There we have the legions of HIT vendors streaming through American airport to descend on Orlando. But how does it compare to non-HIMSS years. For that, we will use the 2014 2015 and 2017 data.

We will set up a Dask pipeline that will load the data for each year and give the totals arriving in Orlando for each. This where dask really shines as its essentially chunking through over 5gb of data rows across 5 files.

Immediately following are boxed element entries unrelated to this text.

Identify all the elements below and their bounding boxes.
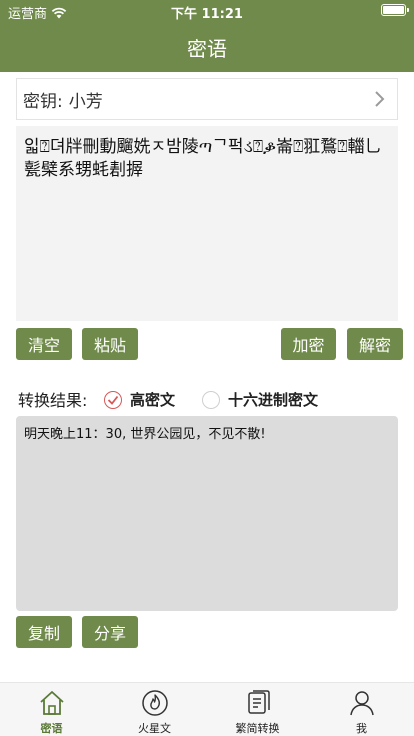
paste-button[interactable]: 粘贴 <box>82 328 138 360</box>
option-high-label: 高密文 <box>130 391 176 409</box>
battery-icon <box>381 4 409 16</box>
encrypt-button[interactable]: 加密 <box>281 328 336 360</box>
user-icon <box>349 691 374 716</box>
key-value: 小芳 <box>68 91 103 112</box>
page-title: 密语 <box>187 36 227 61</box>
decrypt-button[interactable]: 解密 <box>347 328 403 360</box>
share-button[interactable]: 分享 <box>82 616 138 648</box>
result-header: 转换结果: <box>18 387 87 411</box>
clear-button[interactable]: 清空 <box>16 328 72 360</box>
tab-huoxingwen[interactable]: 火星文 <box>103 683 206 736</box>
key-label: 密钥: <box>23 91 63 112</box>
option-hex-label: 十六进制密文 <box>228 391 319 409</box>
tab-label: 繁简转换 <box>235 722 280 735</box>
result-label: 转换结果: <box>18 391 88 410</box>
radio-checked-icon <box>104 390 122 409</box>
tab-fanjian[interactable]: 繁简转换 <box>206 683 309 736</box>
tab-bar: 密语 火星文 繁简转换 我 <box>0 682 414 736</box>
nav-bar: 密语 <box>0 22 414 72</box>
status-time: 下午 11:21 <box>171 7 243 22</box>
result-output: 明天晚上11：30, 世界公园见，不见不散! <box>16 416 398 611</box>
key-selector[interactable]: 密钥: 小芳 <box>16 78 398 120</box>
option-high-cipher[interactable]: 高密文 <box>104 389 175 410</box>
tab-label: 密语 <box>40 722 63 735</box>
tab-label: 我 <box>356 722 367 735</box>
radio-unchecked-icon <box>202 390 220 409</box>
cipher-input[interactable]: 읿⍰뎌牉刪動飀姺ㅈ밤陵ጣᄀ퍽ડ⍰ቇ崙⍰羾鶩⍰輺乚甏檗系甥蚝剨搱 <box>16 126 398 321</box>
home-icon <box>39 691 64 715</box>
status-bar: 运营商 下午 11:21 <box>0 0 414 22</box>
tab-me[interactable]: 我 <box>310 683 413 736</box>
tab-miyu[interactable]: 密语 <box>0 683 103 736</box>
copy-button[interactable]: 复制 <box>16 616 72 648</box>
battery-indicator <box>381 4 409 16</box>
tab-label: 火星文 <box>138 722 171 735</box>
fire-icon <box>141 690 168 716</box>
chevron-right-icon <box>375 91 385 107</box>
document-icon <box>247 690 270 714</box>
option-hex-cipher[interactable]: 十六进制密文 <box>202 389 318 410</box>
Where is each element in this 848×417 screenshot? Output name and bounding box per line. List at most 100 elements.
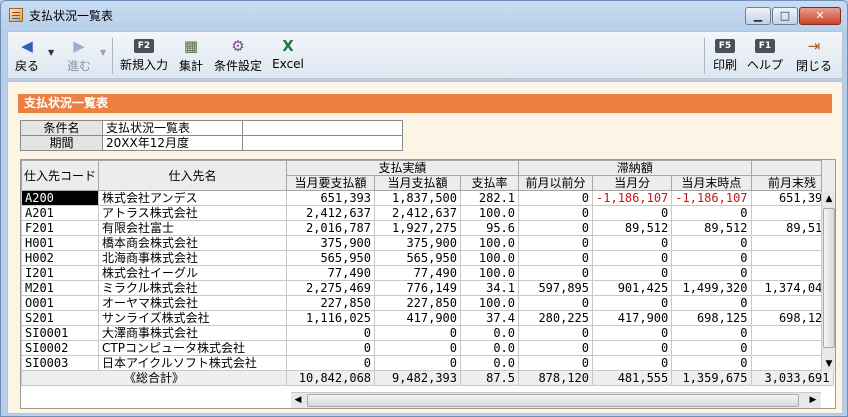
cell-month-end[interactable]: 0 xyxy=(671,340,752,356)
cell-required[interactable]: 0 xyxy=(286,340,376,356)
close-button[interactable]: ⇥ 閉じる xyxy=(794,34,834,78)
table-row[interactable]: A201アトラス株式会社2,412,6372,412,637100.00000 xyxy=(21,205,834,221)
cell-rate[interactable]: 282.1 xyxy=(460,190,520,206)
forward-button[interactable]: ▶ 進む xyxy=(62,34,96,78)
cell-required[interactable]: 227,850 xyxy=(286,295,376,311)
cell-month-end[interactable]: 0 xyxy=(671,355,752,371)
cell-previous[interactable]: 0 xyxy=(518,220,594,236)
cell-required[interactable]: 1,116,025 xyxy=(286,310,376,326)
cell-month-end[interactable]: 0 xyxy=(671,205,752,221)
cell-current[interactable]: 0 xyxy=(592,355,673,371)
cell-name[interactable]: サンライズ株式会社 xyxy=(98,310,288,326)
cell-current[interactable]: 0 xyxy=(592,325,673,341)
cell-previous[interactable]: 0 xyxy=(518,295,594,311)
table-row[interactable]: M201 ミラクル株式会社 2,275,469 776,149 34.1 597,895 9… xyxy=(21,280,834,296)
cell-required[interactable]: 0 xyxy=(286,325,376,341)
column-header-code[interactable]: 仕入先コード xyxy=(21,160,100,191)
cell-current[interactable]: 89,512 xyxy=(592,220,673,236)
cell-code[interactable]: H001 xyxy=(21,235,100,251)
table-row[interactable]: SI0002CTPコンピュータ株式会社000.00000 xyxy=(21,340,834,356)
cell-paid[interactable]: 776,149 xyxy=(374,280,462,296)
cell-previous[interactable]: 0 xyxy=(518,340,594,356)
print-button[interactable]: F5 印刷 xyxy=(710,34,740,78)
payment-grid[interactable]: 仕入先コード 仕入先名 支払実績 滞納額 当月要支払額 当月支払額 支払率 前月… xyxy=(20,159,836,409)
cell-rate[interactable]: 100.0 xyxy=(460,295,520,311)
cell-current[interactable]: 417,900 xyxy=(592,310,673,326)
table-row[interactable]: O001オーヤマ株式会社227,850227,850100.00000 xyxy=(21,295,834,311)
cell-name[interactable]: オーヤマ株式会社 xyxy=(98,295,288,311)
cell-code[interactable]: O001 xyxy=(21,295,100,311)
table-row[interactable]: SI0001大澤商事株式会社000.00000 xyxy=(21,325,834,341)
cell-paid[interactable]: 565,950 xyxy=(374,250,462,266)
cell-paid[interactable]: 0 xyxy=(374,355,462,371)
scroll-left-icon[interactable]: ◀ xyxy=(291,393,305,408)
table-row[interactable]: A200 株式会社アンデス 651,393 1,837,500 282.1 0 -1,186… xyxy=(21,190,834,206)
cell-previous[interactable]: 0 xyxy=(518,205,594,221)
cell-required[interactable]: 0 xyxy=(286,355,376,371)
cell-name[interactable]: アトラス株式会社 xyxy=(98,205,288,221)
cell-month-end[interactable]: 0 xyxy=(671,235,752,251)
column-header-required[interactable]: 当月要支払額 xyxy=(286,175,376,191)
scroll-right-icon[interactable]: ▶ xyxy=(806,393,820,408)
scroll-up-icon[interactable]: ▲ xyxy=(822,192,835,207)
table-row[interactable]: H002北海商事株式会社565,950565,950100.00000 xyxy=(21,250,834,266)
cell-rate[interactable]: 0.0 xyxy=(460,355,520,371)
column-header-rate[interactable]: 支払率 xyxy=(460,175,520,191)
table-row[interactable]: F201 有限会社富士 2,016,787 1,927,275 95.6 0 89,512 8… xyxy=(21,220,834,236)
cell-name[interactable]: 株式会社アンデス xyxy=(98,190,288,206)
back-button[interactable]: ◀ 戻る xyxy=(10,34,44,78)
cell-required[interactable]: 77,490 xyxy=(286,265,376,281)
cell-current[interactable]: 0 xyxy=(592,250,673,266)
forward-dropdown-icon[interactable]: ▼ xyxy=(100,48,106,57)
new-entry-button[interactable]: F2 新規入力 xyxy=(118,34,170,78)
cell-current[interactable]: 0 xyxy=(592,205,673,221)
column-header-name[interactable]: 仕入先名 xyxy=(98,160,288,191)
column-header-current[interactable]: 当月分 xyxy=(592,175,673,191)
horizontal-scroll-thumb[interactable] xyxy=(307,394,799,407)
cell-rate[interactable]: 0.0 xyxy=(460,325,520,341)
cell-previous[interactable]: 280,225 xyxy=(518,310,594,326)
cell-paid[interactable]: 1,927,275 xyxy=(374,220,462,236)
cell-name[interactable]: 株式会社イーグル xyxy=(98,265,288,281)
cell-paid[interactable]: 0 xyxy=(374,340,462,356)
cell-paid[interactable]: 0 xyxy=(374,325,462,341)
help-button[interactable]: F1 ヘルプ xyxy=(746,34,784,78)
cell-paid[interactable]: 77,490 xyxy=(374,265,462,281)
excel-button[interactable]: X Excel xyxy=(270,34,306,78)
cell-rate[interactable]: 100.0 xyxy=(460,250,520,266)
cell-rate[interactable]: 34.1 xyxy=(460,280,520,296)
cell-name[interactable]: ミラクル株式会社 xyxy=(98,280,288,296)
cell-code[interactable]: I201 xyxy=(21,265,100,281)
cell-name[interactable]: CTPコンピュータ株式会社 xyxy=(98,340,288,356)
table-row[interactable]: S201 サンライズ株式会社 1,116,025 417,900 37.4 280,225… xyxy=(21,310,834,326)
table-row[interactable]: I201株式会社イーグル77,49077,490100.00000 xyxy=(21,265,834,281)
column-header-previous[interactable]: 前月以前分 xyxy=(518,175,594,191)
cell-previous[interactable]: 0 xyxy=(518,235,594,251)
cell-current[interactable]: 0 xyxy=(592,340,673,356)
cell-paid[interactable]: 1,837,500 xyxy=(374,190,462,206)
cell-paid[interactable]: 2,412,637 xyxy=(374,205,462,221)
cell-name[interactable]: 北海商事株式会社 xyxy=(98,250,288,266)
cell-previous[interactable]: 0 xyxy=(518,250,594,266)
back-dropdown-icon[interactable]: ▼ xyxy=(48,48,54,57)
cell-month-end[interactable]: 0 xyxy=(671,295,752,311)
cell-previous[interactable]: 0 xyxy=(518,355,594,371)
summary-button[interactable]: ▦ 集計 xyxy=(176,34,206,78)
column-header-paid[interactable]: 当月支払額 xyxy=(374,175,462,191)
cell-code[interactable]: F201 xyxy=(21,220,100,236)
cell-month-end[interactable]: -1,186,107 xyxy=(671,190,752,206)
cell-code[interactable]: H002 xyxy=(21,250,100,266)
cell-rate[interactable]: 100.0 xyxy=(460,205,520,221)
condition-settings-button[interactable]: ⚙ 条件設定 xyxy=(212,34,264,78)
cell-month-end[interactable]: 698,125 xyxy=(671,310,752,326)
cell-code[interactable]: SI0001 xyxy=(21,325,100,341)
scroll-down-icon[interactable]: ▼ xyxy=(822,357,835,372)
cell-name[interactable]: 有限会社富士 xyxy=(98,220,288,236)
cell-required[interactable]: 2,275,469 xyxy=(286,280,376,296)
cell-code[interactable]: SI0002 xyxy=(21,340,100,356)
cell-paid[interactable]: 227,850 xyxy=(374,295,462,311)
cell-current[interactable]: 0 xyxy=(592,265,673,281)
cell-current[interactable]: 0 xyxy=(592,295,673,311)
cell-current[interactable]: -1,186,107 xyxy=(592,190,673,206)
cell-month-end[interactable]: 0 xyxy=(671,325,752,341)
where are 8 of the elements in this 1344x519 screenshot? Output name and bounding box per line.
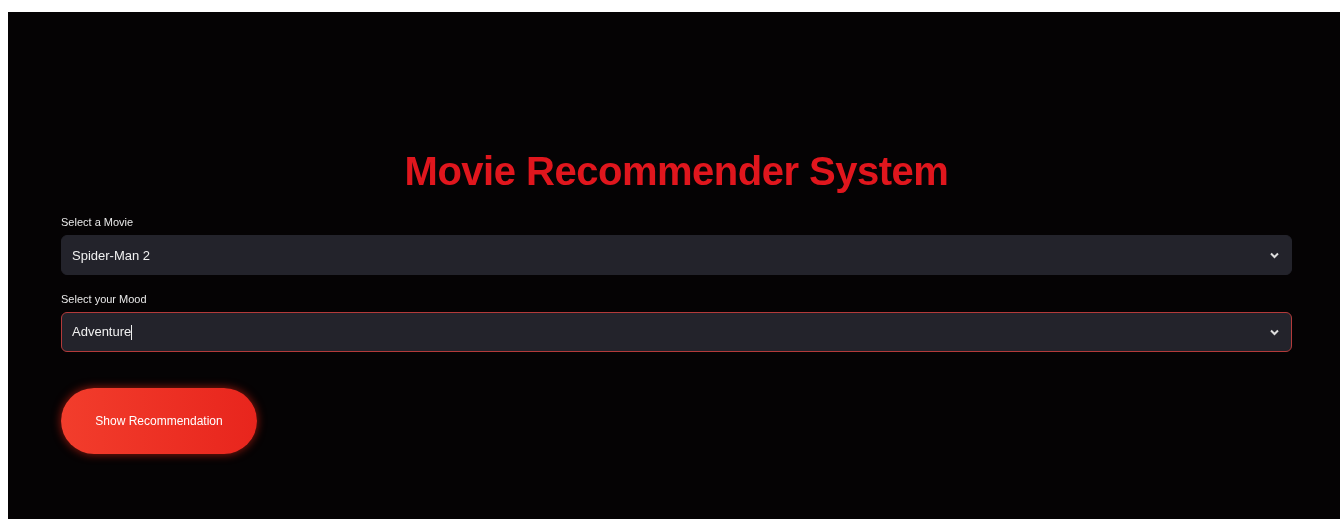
chevron-down-icon	[1270, 328, 1279, 336]
field-label: Select your Mood	[61, 293, 147, 305]
dropdown[interactable]: Spider-Man 2	[61, 235, 1292, 275]
show-recommendation-button[interactable]: Show Recommendation	[61, 388, 257, 454]
page-title: Movie Recommender System	[403, 148, 950, 195]
field-label: Select a Movie	[61, 216, 134, 228]
chevron-down-icon	[1270, 251, 1279, 259]
dropdown[interactable]: Adventure	[61, 312, 1292, 352]
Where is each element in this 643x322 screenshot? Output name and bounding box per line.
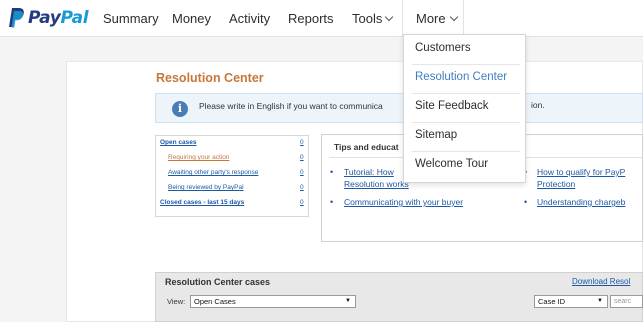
- bullet-icon: •: [524, 197, 528, 207]
- nav-tools[interactable]: Tools: [352, 11, 382, 26]
- filter-select-value: Case ID: [538, 297, 566, 306]
- dropdown-arrow-icon: ▼: [345, 298, 351, 304]
- link-tutorial-cont[interactable]: Resolution works: [344, 179, 409, 189]
- nav-more[interactable]: More: [402, 0, 464, 37]
- link-requiring-action[interactable]: Requiring your action: [168, 154, 229, 161]
- info-banner-text-end: ion.: [531, 100, 545, 110]
- menu-divider: [412, 93, 520, 94]
- menu-divider: [412, 64, 520, 65]
- menu-divider: [412, 151, 520, 152]
- nav-activity[interactable]: Activity: [229, 11, 270, 26]
- menu-item-welcome-tour[interactable]: Welcome Tour: [415, 158, 488, 170]
- filter-select[interactable]: Case ID ▼: [534, 295, 608, 308]
- link-qualify-protection-cont[interactable]: Protection: [537, 179, 575, 189]
- count-awaiting-other[interactable]: 0: [300, 169, 304, 176]
- bullet-icon: •: [330, 167, 334, 177]
- view-select-value: Open Cases: [194, 297, 236, 306]
- link-qualify-protection[interactable]: How to qualify for PayP: [537, 167, 625, 177]
- bullet-icon: •: [330, 197, 334, 207]
- dropdown-arrow-icon: ▼: [597, 298, 603, 304]
- view-label: View:: [167, 297, 186, 306]
- count-open-cases[interactable]: 0: [300, 139, 304, 146]
- menu-item-resolution-center[interactable]: Resolution Center: [415, 71, 507, 83]
- view-select[interactable]: Open Cases ▼: [190, 295, 356, 308]
- cases-section-title: Resolution Center cases: [165, 277, 271, 287]
- page-title: Resolution Center: [156, 71, 264, 85]
- menu-item-site-feedback[interactable]: Site Feedback: [415, 100, 489, 112]
- link-tutorial[interactable]: Tutorial: How: [344, 167, 394, 177]
- nav-summary[interactable]: Summary: [103, 11, 159, 26]
- link-communicating-buyer[interactable]: Communicating with your buyer: [344, 197, 463, 207]
- menu-divider: [412, 122, 520, 123]
- info-icon: i: [172, 101, 188, 117]
- link-understanding-chargebacks[interactable]: Understanding chargeb: [537, 197, 625, 207]
- menu-item-customers[interactable]: Customers: [415, 42, 471, 54]
- search-input[interactable]: searc: [610, 295, 643, 308]
- more-dropdown-menu: Customers Resolution Center Site Feedbac…: [403, 34, 526, 183]
- link-open-cases[interactable]: Open cases: [160, 139, 197, 146]
- info-banner-text: Please write in English if you want to c…: [199, 101, 383, 111]
- paypal-logo[interactable]: PayPal: [6, 7, 89, 29]
- link-awaiting-other-party[interactable]: Awaiting other party's response: [168, 169, 258, 176]
- count-being-reviewed[interactable]: 0: [300, 184, 304, 191]
- link-closed-cases[interactable]: Closed cases - last 15 days: [160, 199, 244, 206]
- info-banner: i Please write in English if you want to…: [155, 93, 643, 123]
- nav-reports[interactable]: Reports: [288, 11, 334, 26]
- paypal-mark-icon: [9, 8, 24, 28]
- menu-item-sitemap[interactable]: Sitemap: [415, 129, 457, 141]
- paypal-wordmark: PayPal: [28, 8, 89, 28]
- count-closed-cases[interactable]: 0: [300, 199, 304, 206]
- nav-more-label: More: [416, 11, 446, 26]
- nav-money[interactable]: Money: [172, 11, 211, 26]
- link-being-reviewed[interactable]: Being reviewed by PayPal: [168, 184, 244, 191]
- more-chevron-down-icon: [449, 12, 459, 22]
- tips-title: Tips and educat: [334, 142, 399, 152]
- count-requiring-action[interactable]: 0: [300, 154, 304, 161]
- download-link[interactable]: Download Resol: [572, 277, 630, 286]
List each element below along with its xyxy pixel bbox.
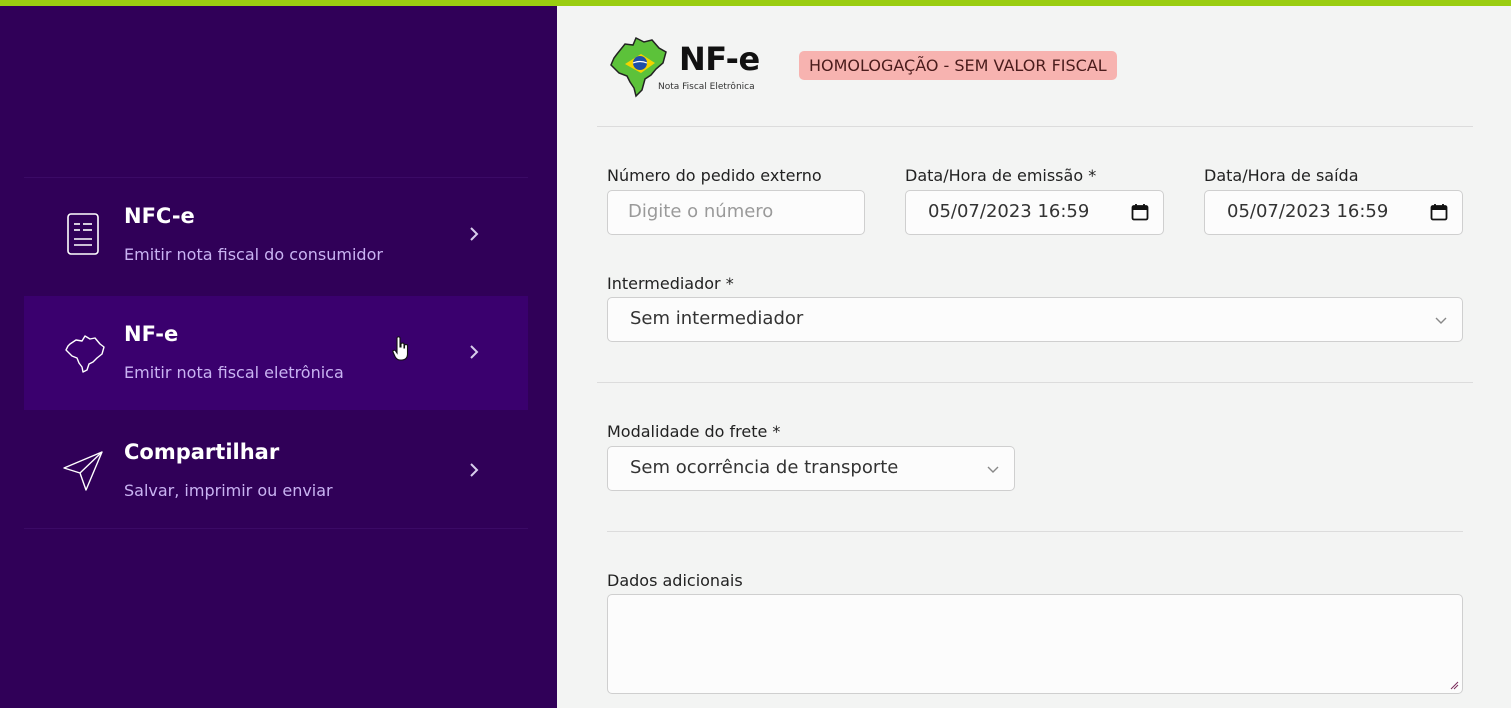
sidebar: NFC-e Emitir nota fiscal do consumidor N… <box>0 6 557 708</box>
sidebar-item-subtitle: Salvar, imprimir ou enviar <box>124 481 333 500</box>
sidebar-item-nfce[interactable]: NFC-e Emitir nota fiscal do consumidor <box>24 178 528 292</box>
resize-grip-icon[interactable] <box>1449 680 1459 690</box>
intermediador-label: Intermediador * <box>607 274 734 293</box>
sidebar-item-title: Compartilhar <box>124 440 280 464</box>
sidebar-divider <box>24 528 528 529</box>
saida-value: 05/07/2023 16:59 <box>1227 201 1389 222</box>
chevron-right-icon <box>470 345 479 359</box>
logo-text: NF-e <box>679 40 760 78</box>
saida-datetime-input[interactable]: 05/07/2023 16:59 <box>1204 190 1463 235</box>
divider <box>597 126 1473 127</box>
paper-plane-icon <box>63 451 103 491</box>
chevron-right-icon <box>470 227 479 241</box>
logo-subtitle: Nota Fiscal Eletrônica <box>658 82 755 92</box>
pedido-placeholder: Digite o número <box>628 201 774 222</box>
chevron-down-icon <box>1435 317 1447 324</box>
sidebar-item-subtitle: Emitir nota fiscal do consumidor <box>124 245 383 264</box>
sidebar-item-compartilhar[interactable]: Compartilhar Salvar, imprimir ou enviar <box>24 414 528 528</box>
intermediador-select[interactable]: Sem intermediador <box>607 297 1463 342</box>
intermediador-value: Sem intermediador <box>630 308 804 329</box>
main-content: NF-e Nota Fiscal Eletrônica HOMOLOGAÇÃO … <box>557 6 1511 708</box>
sidebar-item-title: NF-e <box>124 322 179 346</box>
brazil-map-icon <box>65 335 105 373</box>
emissao-value: 05/07/2023 16:59 <box>928 201 1090 222</box>
frete-value: Sem ocorrência de transporte <box>630 457 899 478</box>
frete-select[interactable]: Sem ocorrência de transporte <box>607 446 1015 491</box>
environment-badge: HOMOLOGAÇÃO - SEM VALOR FISCAL <box>799 51 1117 80</box>
emissao-datetime-input[interactable]: 05/07/2023 16:59 <box>905 190 1164 235</box>
divider <box>597 382 1473 383</box>
pedido-label: Número do pedido externo <box>607 166 822 185</box>
hand-cursor-icon <box>392 336 409 361</box>
calendar-icon[interactable] <box>1430 203 1448 221</box>
receipt-icon <box>67 213 99 255</box>
adicionais-textarea[interactable] <box>607 594 1463 694</box>
sidebar-item-subtitle: Emitir nota fiscal eletrônica <box>124 363 344 382</box>
adicionais-label: Dados adicionais <box>607 571 743 590</box>
sidebar-item-nfe[interactable]: NF-e Emitir nota fiscal eletrônica <box>24 296 528 410</box>
chevron-right-icon <box>470 463 479 477</box>
frete-label: Modalidade do frete * <box>607 422 781 441</box>
saida-label: Data/Hora de saída <box>1204 166 1359 185</box>
divider <box>607 531 1463 532</box>
sidebar-item-title: NFC-e <box>124 204 195 228</box>
calendar-icon[interactable] <box>1131 203 1149 221</box>
pedido-input[interactable]: Digite o número <box>607 190 865 235</box>
chevron-down-icon <box>987 466 999 473</box>
emissao-label: Data/Hora de emissão * <box>905 166 1097 185</box>
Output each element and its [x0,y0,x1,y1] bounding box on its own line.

from importlib import reload
reload(altair_theme)

base = alt.Chart(mco_totals_by_year.reset_index()).encode(
x='Period:O')

passengers = base.mark_bar(size=20).encode(
y=alt.Y('Passengers:Q', axis=alt.Axis(format=",.0f", title='Number of Passengers'), scale=alt.Scale(domain=(0,600000))),
color=alt.Color('HIMSS:N', scale=alt.Scale(range=['#7e78d2', '#fb62f6'], domain=['No HIMSS','HIMSS']))
)

fares = base.mark_line().encode(
y=alt.Y('MktFare:Q', axis=alt.Axis(format='$.0f', title='Average Fare'),scale=alt.Scale(domain=(150,300)))
)

stats_chart = alt.layer(
    passengers,
    fares,
    width=600,
    height=100
).resolve_scale(
    y='independent'
)


alt.vconcat(usa_map_combined, stats_chart, title="Passenger Traffic Headed to Orlando 2014-2018").configure_title(
fontSize=20, anchor='middle')

In summary, HIMSS’ 50,000+ attendees don’t even appear as a blip for the greater Orlando area. At least each year the avg fare does seem to be getting a little lower.